Ямщик продолжал звать, но безрезультатно. Никто не появлялся в дверях домика дежурного по переезду.
— Да свернет ему Аллах шею! — закричал Керабан. — Если он не появится, я сумею открыть сам.
— Немного спокойствия, дядя! — сказал Ахмет, удерживая Керабана, который собирался спуститься.
— Спокойствия?
— Да, вот и дежурный!
В самом деле, дежурный вышел из домика и неторопливо направился к упряжке.
— Мы можем проехать или нет? — спросил Керабан сухим тоном.
— Можете, — ответил дежурный. — Поезд из Поти придет не раньше, чем через десять минут.
— Тогда откройте ваш шлагбаум и не заставляйте нас напрасно терять время. Мы торопимся.
— Сейчас открою, — ответил дежурный. И, говоря это, он пошел поднять шлагбаум на другой стороне колеи. Затем вернулся, чтобы поднять и тот, перед которым стояла упряжка. Делал он все это степенно как человек, которому требования путешественников совершенно безразличны.
Господин Керабан уже кипел от нетерпения.

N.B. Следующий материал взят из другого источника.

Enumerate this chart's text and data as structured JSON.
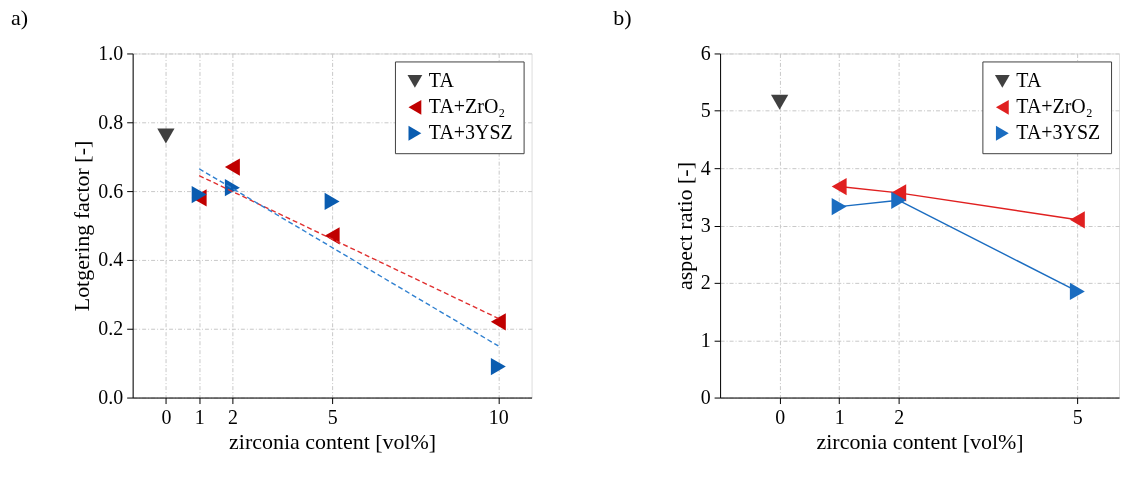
{
  "chart_data": [
    {
      "type": "scatter",
      "title": "a)",
      "xlabel": "zirconia content [vol%]",
      "ylabel": "Lotgering factor [-]",
      "xlim": [
        -1,
        11
      ],
      "xticks": [
        0,
        1,
        2,
        5,
        10
      ],
      "ylim": [
        0,
        1
      ],
      "yticks": [
        {
          "value": 0,
          "label": "0.0"
        },
        0.2,
        0.4,
        0.6,
        0.8,
        {
          "value": 1,
          "label": "1.0"
        }
      ],
      "grid": true,
      "legend": "top right",
      "marker": "triangle",
      "series": [
        {
          "name": "TA",
          "color": "#404040",
          "x": [
            0
          ],
          "values": [
            0.76
          ]
        },
        {
          "name": "TA+ZrO₂",
          "color": "#c00000",
          "x": [
            1,
            2,
            5,
            10
          ],
          "values": [
            0.58,
            0.67,
            0.47,
            0.22
          ]
        },
        {
          "name": "TA+3YSZ",
          "color": "#0a5cb0",
          "x": [
            1,
            2,
            5,
            10
          ],
          "values": [
            0.59,
            0.61,
            0.57,
            0.09
          ]
        },
        {
          "type": "line",
          "line_style": "dashed",
          "marker": "none",
          "color": "#e03030",
          "x": [
            1,
            10
          ],
          "values": [
            0.645,
            0.23
          ]
        },
        {
          "type": "line",
          "line_style": "dashed",
          "marker": "none",
          "color": "#3080d0",
          "x": [
            1,
            10
          ],
          "values": [
            0.665,
            0.15
          ]
        }
      ]
    },
    {
      "type": "line",
      "title": "b)",
      "xlabel": "zirconia content [vol%]",
      "ylabel": "aspect ratio [-]",
      "xlim": [
        -1,
        5.7
      ],
      "xticks": [
        0,
        1,
        2,
        5
      ],
      "ylim": [
        0,
        6
      ],
      "yticks": [
        0,
        1,
        2,
        3,
        4,
        5,
        6
      ],
      "grid": true,
      "legend": "top right",
      "marker": "triangle",
      "series": [
        {
          "name": "TA",
          "type": "scatter",
          "color": "#404040",
          "x": [
            0
          ],
          "values": [
            5.15
          ]
        },
        {
          "name": "TA+ZrO₂",
          "color": "#e02020",
          "x": [
            1,
            2,
            5
          ],
          "values": [
            3.68,
            3.57,
            3.1
          ]
        },
        {
          "name": "TA+3YSZ",
          "color": "#1a6cc0",
          "x": [
            1,
            2,
            5
          ],
          "values": [
            3.33,
            3.44,
            1.85
          ]
        }
      ]
    }
  ]
}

Наконец проход был свободен на все четыре стороны, и карета двинулась через колею.
245
Лазистан — страна лазов, этнографической группы грузин, живущих в Аджарии и на северо-востоке Турции.
246
Фасис — античное название реки Риони.
247
Здесь кратко изложен древнегреческий миф. Драгоценное руно (или Золотое руно) — шкура золотого барана, похищенная греками в этом мифе. Аргонавты — участники данного похода, плывшие на корабле «Арго». Колхида — место, куда они прибыли (Западная Грузия).
248
Здесь кратко изложен известнейший древнегреческий миф, положенный в основу бесчисленных произведений искусства разных времен и народов.
249
Агач — турецкое обозначение версты (верста — единица измерения расстояния в России, равная 500 саженям, или 1,067 км).
250
Сакарио — современное грузинское селение Сабажо.